Catherine Brice, Monarchie et identité nationale en Italie (1861-1900), Éditions de l’École des Hautes Études en Sciences Sociales, 2010



Abstract:

Il suffit de pénétrer dans le musée du Risorgimento, à Rome, pour être aux prises avec l’importance qu’une monarchie peut revêtir dans la mémoire collective. Ne voit-on pas, dès l’entrée, la sculpture monumentale du général piémontais Enrico Cialdini, à la bataille de Castelfidardo (18 septembre 1860), après avoir eu raison des troupes pontificales, emmenées par le général français de La Moricière? Comme chacun le sait, muséologie et message politique font souvent bon ménage dans une Italie qui, pourtant, aujourd’hui, semble bien loin de son passé monarchique.

Il suffit de pénétrer dans le musée du Risorgimento, à Rome, pour être aux prises avec l’importance qu’une monarchie peut revêtir dans la mémoire collective. Ne voit-on pas, dès l’entrée, la sculpture monumentale du général piémontais Enrico Cialdini, à la bataille de Castelfidardo (18 septembre 1860), après avoir eu raison des troupes pontificales, emmenées par le général français de La Moricière? Comme chacun le sait, muséologie et message politique font souvent bon ménage dans une Italie qui, pourtant, aujourd’hui, semble bien loin de son passé monarchique.

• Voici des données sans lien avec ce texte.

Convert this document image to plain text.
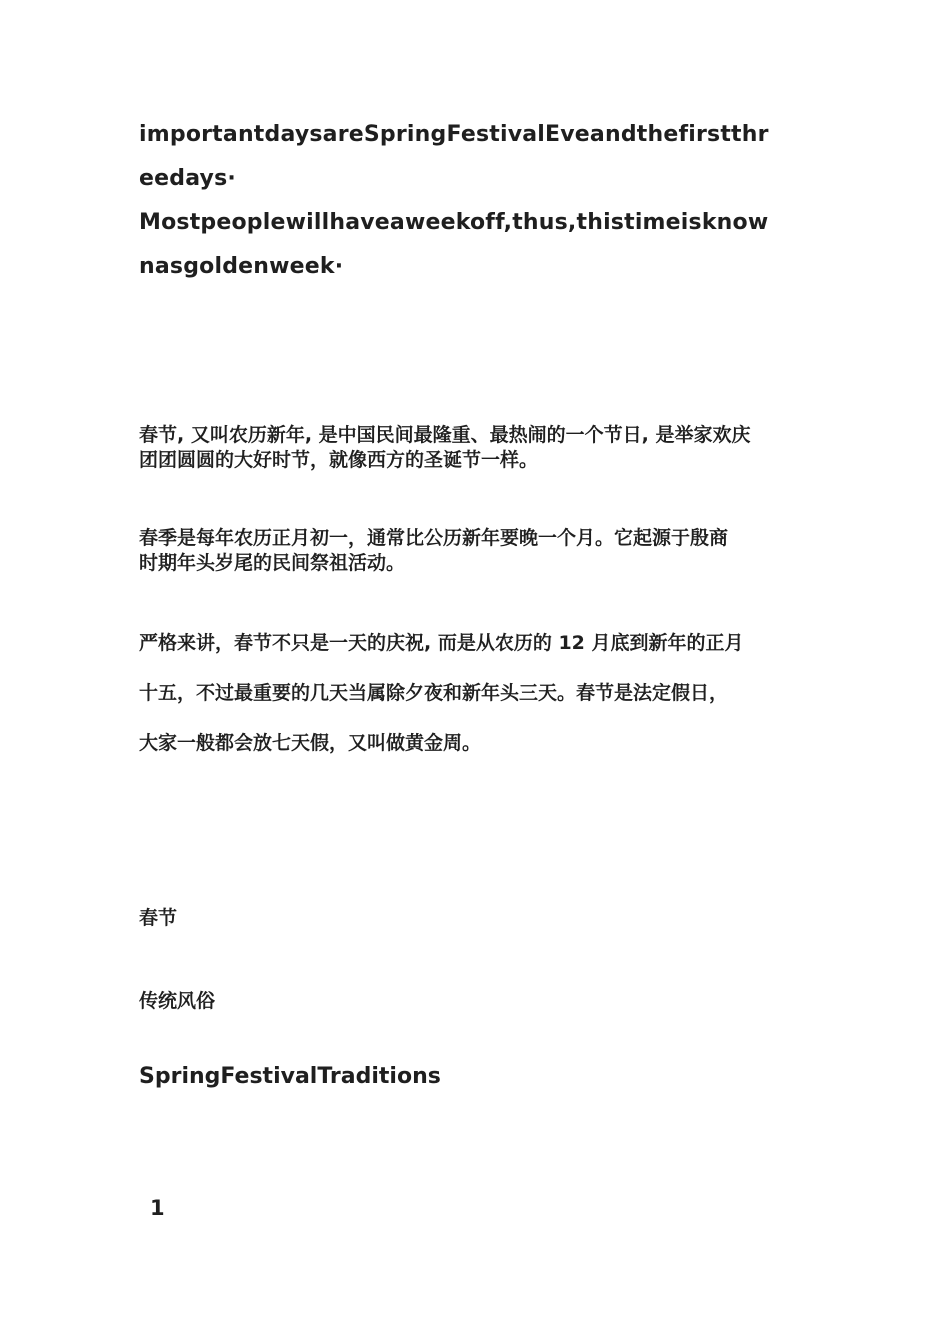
importantdaysareSpringFestivalEveandthefirstthr
eedays·
Mostpeoplewillhaveaweekoff,thus,thistimeisknow
nasgoldenweek·
春节, 又叫农历新年, 是中国民间最隆重、最热闹的一个节日, 是举家欢庆
团团圆圆的大好时节，就像西方的圣诞节一样。
春季是每年农历正月初一，通常比公历新年要晚一个月。它起源于殷商
时期年头岁尾的民间祭祖活动。
严格来讲，春节不只是一天的庆祝, 而是从农历的 12 月底到新年的正月
十五，不过最重要的几天当属除夕夜和新年头三天。春节是法定假日，
大家一般都会放七天假，又叫做黄金周。
春节
传统风俗
SpringFestivalTraditions
1
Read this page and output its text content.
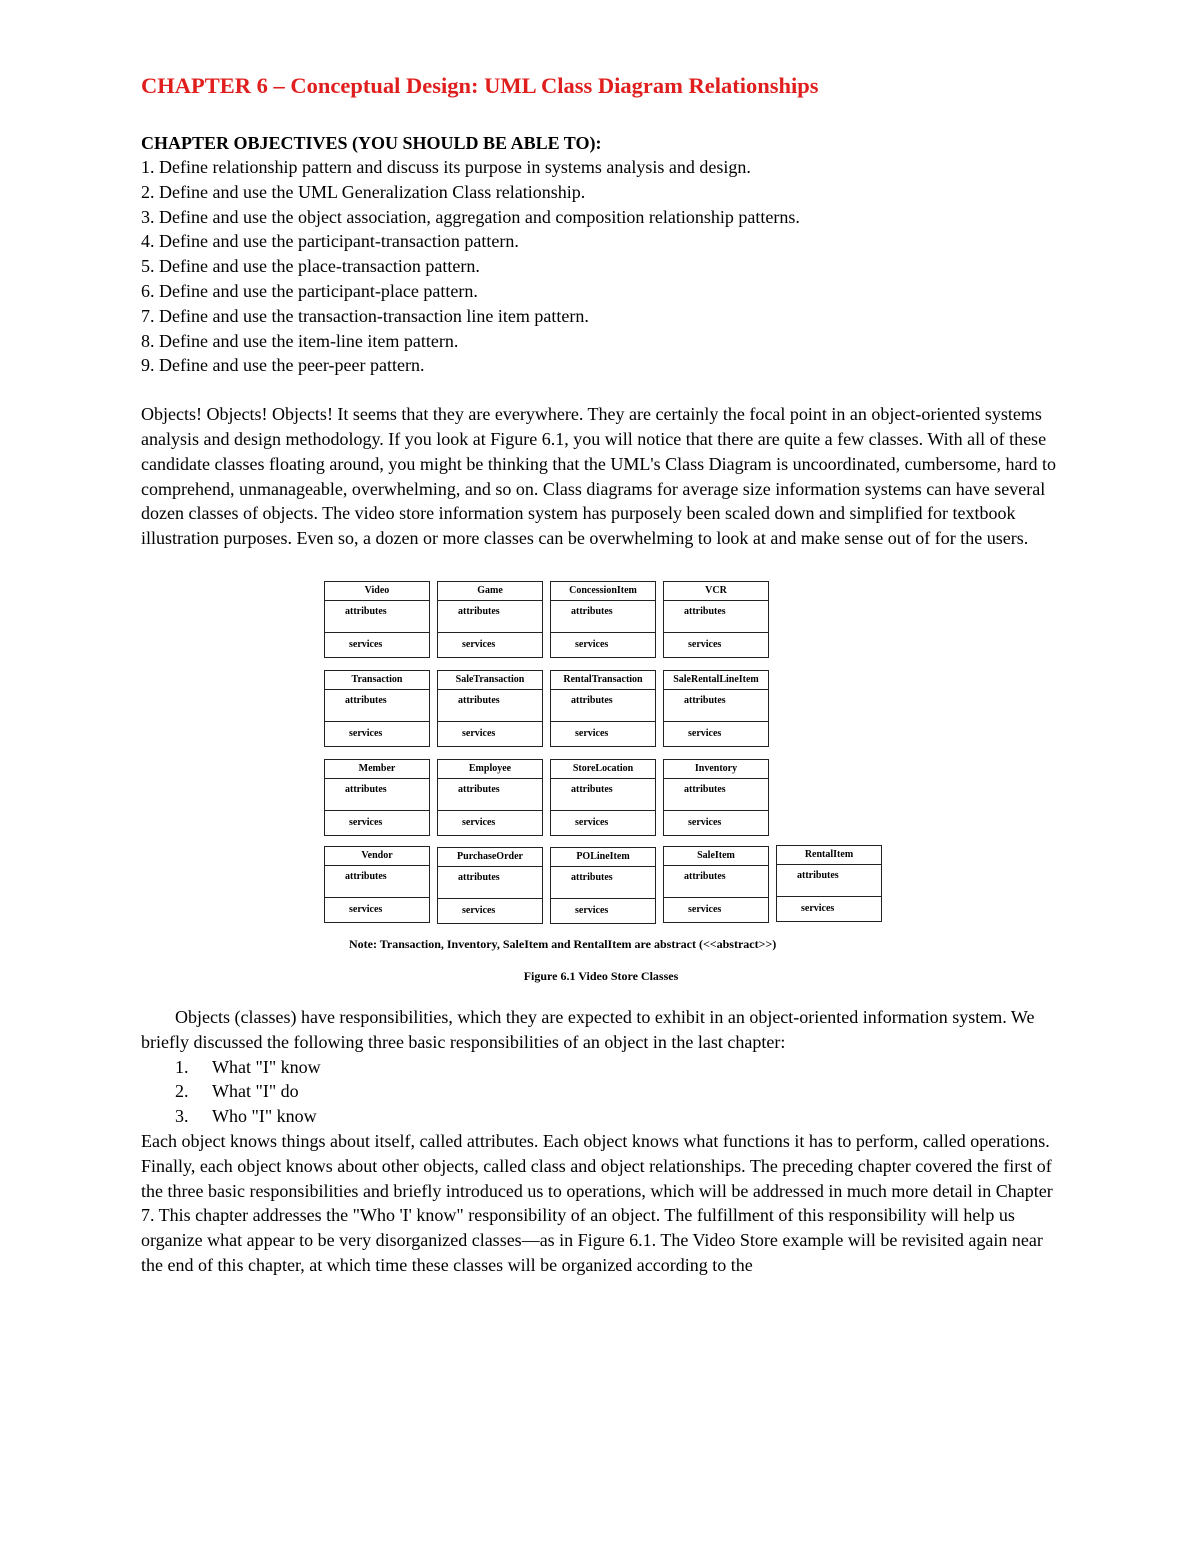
CHAPTER 6 – Conceptual Design: UML Class Diagram Relationships

CHAPTER OBJECTIVES (YOU SHOULD BE ABLE TO):

1. Define relationship pattern and discuss its purpose in systems analysis and design.
2. Define and use the UML Generalization Class relationship.
3. Define and use the object association, aggregation and composition relationship patterns.
4. Define and use the participant-transaction pattern.
5. Define and use the place-transaction pattern.
6. Define and use the participant-place pattern.
7. Define and use the transaction-transaction line item pattern.
8. Define and use the item-line item pattern.
9. Define and use the peer-peer pattern.

Objects! Objects! Objects! It seems that they are everywhere. They are certainly the focal point in an object-oriented systems analysis and design methodology. If you look at Figure 6.1, you will notice that there are quite a few classes. With all of these candidate classes floating around, you might be thinking that the UML's Class Diagram is uncoordinated, cumbersome, hard to comprehend, unmanageable, overwhelming, and so on. Class diagrams for average size information systems can have several dozen classes of objects. The video store information system has purposely been scaled down and simplified for textbook illustration purposes. Even so, a dozen or more classes can be overwhelming to look at and make sense out of for the users.

Video
attributes
services
Game
attributes
services
ConcessionItem
attributes
services
VCR
attributes
services
Transaction
attributes
services
SaleTransaction
attributes
services
RentalTransaction
attributes
services
SaleRentalLineItem
attributes
services
Member
attributes
services
Employee
attributes
services
StoreLocation
attributes
services
Inventory
attributes
services
Vendor
attributes
services
PurchaseOrder
attributes
services
POLineItem
attributes
services
SaleItem
attributes
services
RentalItem
attributes
services
Note: Transaction, Inventory, SaleItem and RentalItem are abstract (<<abstract>>)
Figure 6.1 Video Store Classes

Objects (classes) have responsibilities, which they are expected to exhibit in an object-oriented information system. We briefly discussed the following three basic responsibilities of an object in the last chapter:

1. What "I" know
2. What "I" do
3. Who "I" know

Each object knows things about itself, called attributes. Each object knows what functions it has to perform, called operations. Finally, each object knows about other objects, called class and object relationships. The preceding chapter covered the first of the three basic responsibilities and briefly introduced us to operations, which will be addressed in much more detail in Chapter 7. This chapter addresses the "Who 'I' know" responsibility of an object. The fulfillment of this responsibility will help us organize what appear to be very disorganized classes—as in Figure 6.1. The Video Store example will be revisited again near the end of this chapter, at which time these classes will be organized according to the
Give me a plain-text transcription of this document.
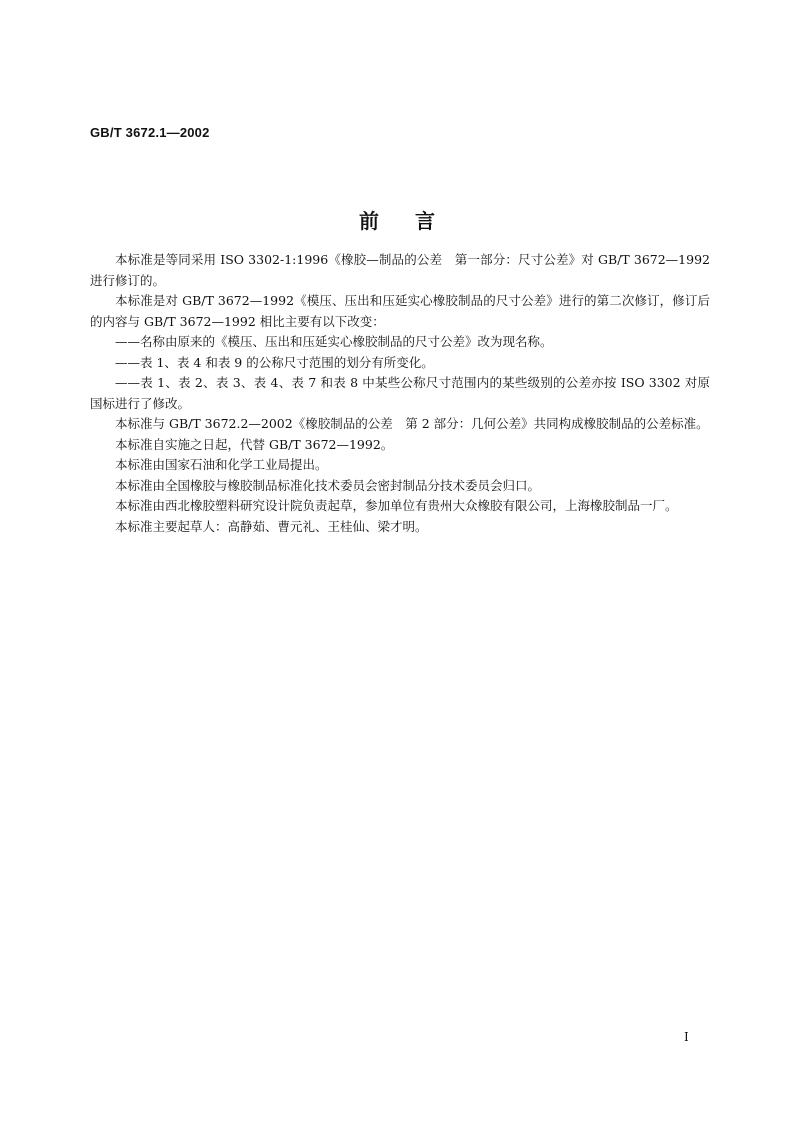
GB/T 3672.1—2002
前言

本标准是等同采用 ISO 3302-1:1996《橡胶—制品的公差　第一部分：尺寸公差》对 GB/T 3672—1992 进行修订的。

本标准是对 GB/T 3672—1992《模压、压出和压延实心橡胶制品的尺寸公差》进行的第二次修订，修订后的内容与 GB/T 3672—1992 相比主要有以下改变：

——名称由原来的《模压、压出和压延实心橡胶制品的尺寸公差》改为现名称。

——表 1、表 4 和表 9 的公称尺寸范围的划分有所变化。

——表 1、表 2、表 3、表 4、表 7 和表 8 中某些公称尺寸范围内的某些级别的公差亦按 ISO 3302 对原国标进行了修改。

本标准与 GB/T 3672.2—2002《橡胶制品的公差　第 2 部分：几何公差》共同构成橡胶制品的公差标准。

本标准自实施之日起，代替 GB/T 3672—1992。

本标准由国家石油和化学工业局提出。

本标准由全国橡胶与橡胶制品标准化技术委员会密封制品分技术委员会归口。

本标准由西北橡胶塑料研究设计院负责起草，参加单位有贵州大众橡胶有限公司，上海橡胶制品一厂。

本标准主要起草人：高静茹、曹元礼、王桂仙、梁才明。

I
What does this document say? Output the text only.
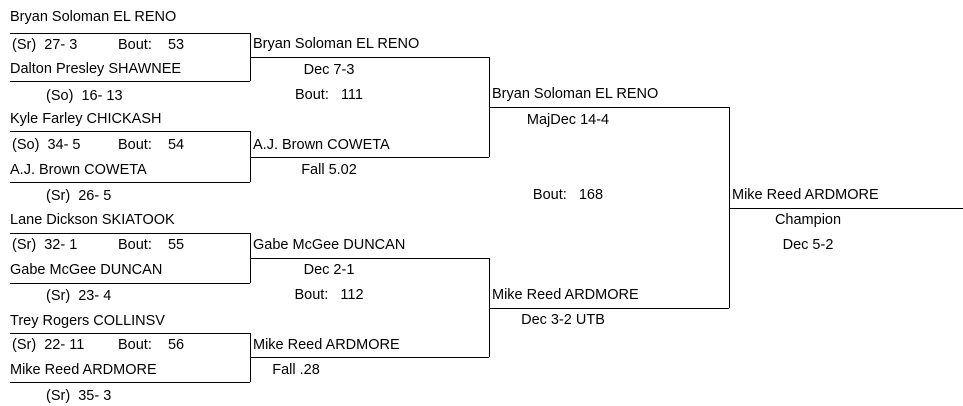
Bryan Soloman EL RENO
(Sr)  27- 3	Bout:    53
Dalton Presley SHAWNEE
(So)  16- 13
Kyle Farley CHICKASH
(So)  34- 5	Bout:    54
A.J. Brown COWETA
(Sr)  26- 5
Lane Dickson SKIATOOK
(Sr)  32- 1	Bout:    55
Gabe McGee DUNCAN
(Sr)  23- 4
Trey Rogers COLLINSV
(Sr)  22- 11 Bout:    56
Mike Reed ARDMORE
(Sr)  35- 3
Bryan Soloman EL RENO
Dec 7-3
Bout:   111
A.J. Brown COWETA
Fall 5.02
Gabe McGee DUNCAN
Dec 2-1
Bout:   112
Mike Reed ARDMORE
Fall .28
Bryan Soloman EL RENO
MajDec 14-4
Bout:   168
Mike Reed ARDMORE
Dec 3-2 UTB
Mike Reed ARDMORE
Champion
Dec 5-2
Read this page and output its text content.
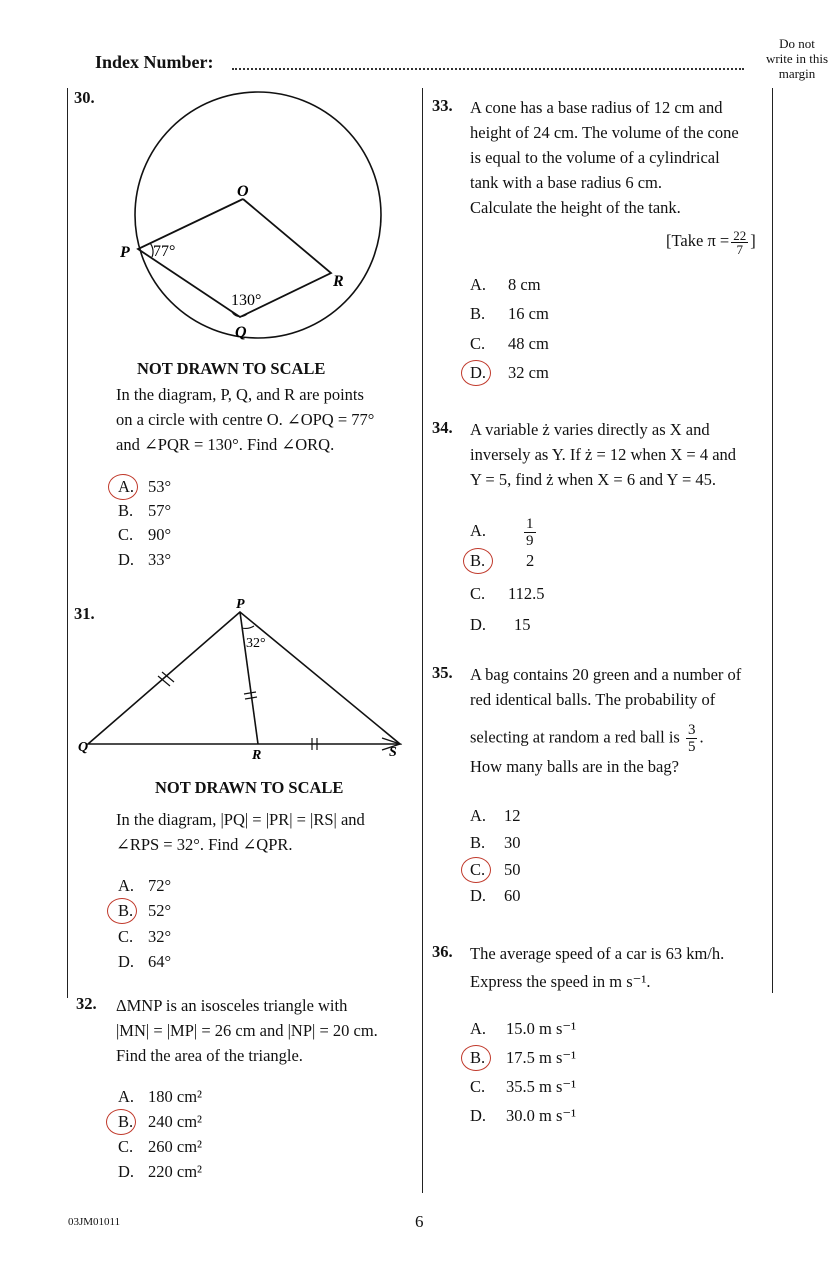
Index Number:
Do not
write in this
margin
30.
O
P 77°
R
130°
Q
NOT DRAWN TO SCALE
In the diagram, P, Q, and R are points
on a circle with centre O. ∠OPQ = 77°
and ∠PQR = 130°. Find ∠ORQ.
A. 53°
B. 57°
C. 90°
D. 33°
31.	P
32°
Q
R	S
NOT DRAWN TO SCALE
In the diagram, |PQ| = |PR| = |RS| and
∠RPS = 32°. Find ∠QPR.
A. 72°
B. 52°
C. 32°
D. 64°
32. ΔMNP is an isosceles triangle with
|MN| = |MP| = 26 cm and |NP| = 20 cm.
Find the area of the triangle.
A. 180 cm²
B. 240 cm²
C. 260 cm²
D. 220 cm²
33. A cone has a base radius of 12 cm and
height of 24 cm. The volume of the cone
is equal to the volume of a cylindrical
tank with a base radius 6 cm.
Calculate the height of the tank.
[Take $\pi = \frac{22}{7}$ ]
A. 8 cm
B. 16 cm
C. 48 cm
D. 32 cm
34. A variable ż varies directly as X and
inversely as Y. If ż = 12 when X = 4 and
Y = 5, find ż when X = 6 and Y = 45.
A.	$\frac{1}{9}$
B. 2
C. 112.5
D. 15
35. A bag contains 20 green and a number of
red identical balls. The probability of
selecting at random a red ball is $\frac{3}{5}$ .
How many balls are in the bag?
A. 12
B. 30
C. 50
D. 60
36. The average speed of a car is 63 km/h.
Express the speed in m s⁻¹.
A. 15.0 m s⁻¹
B. 17.5 m s⁻¹
C. 35.5 m s⁻¹
D. 30.0 m s⁻¹
03JM01011	6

Du point de vue d’un historien belge, dont la politique du pays est régulièrement agitée par des frictions entre milieux politiques et monarchie, l’ouvrage de C. Brice ne peut qu’attirer l’attention. Celle-ci ne dément d’ailleurs pas l’idée selon laquelle le régime d’un pays est souvent étudiée de manière plus scientifique (ou, du moins, plus formalisée) par des historiens vivant sous un autre régime, en l’occurrence la république. Professeur d’histoire contemporaine à l’Université Paris-Est Créteil (UPEC – Paris XII), Catherine Brice est un nom bien connu, depuis plus vingt ans, des historiens de l’Italie contemporaine. Formée par des maîtres aussi reconnus que Jacques Droz, Pierre Milza, ou Philippe Levillain, elle a été intimement liée à l’École française de Rome. Aujourd’hui, C. Brice pose une question pour le moins stimulante: quelle fut le rôle de la monarchie italienne dans la constitution d’une identité nationale, de 1861 à 1900 (de l’indépendance à la fin du règne d’Umberto Ier) ? L’auteur n’en est pas à son «coup d’essai» concernant cette problématique, qui avait déjà attiré l’attention de Filippo Mazzonis. Elle formule ainsi le cœur de son questionnement: «En d’autres termes, la monarchie, en Italie, est-elle susceptible d’être une valeur partagée, de nourrir une certaine représentation de la société et du pays acceptable par le plus grand nombre; enfin, est-elle en mesure de faire le lien entre l’institution politique et la nation? Fait-elle partie de l’imaginaire politique et, si c’est le cas, qu’est ce que cela implique?». Disons-le d’emblée, selon l’auteur, dont la démonstration est convaincante, la monarchie italienne, dont l’impact fut souvent minoré, a bel et bien joué un rôle dans le façonnement de l’identité nationale.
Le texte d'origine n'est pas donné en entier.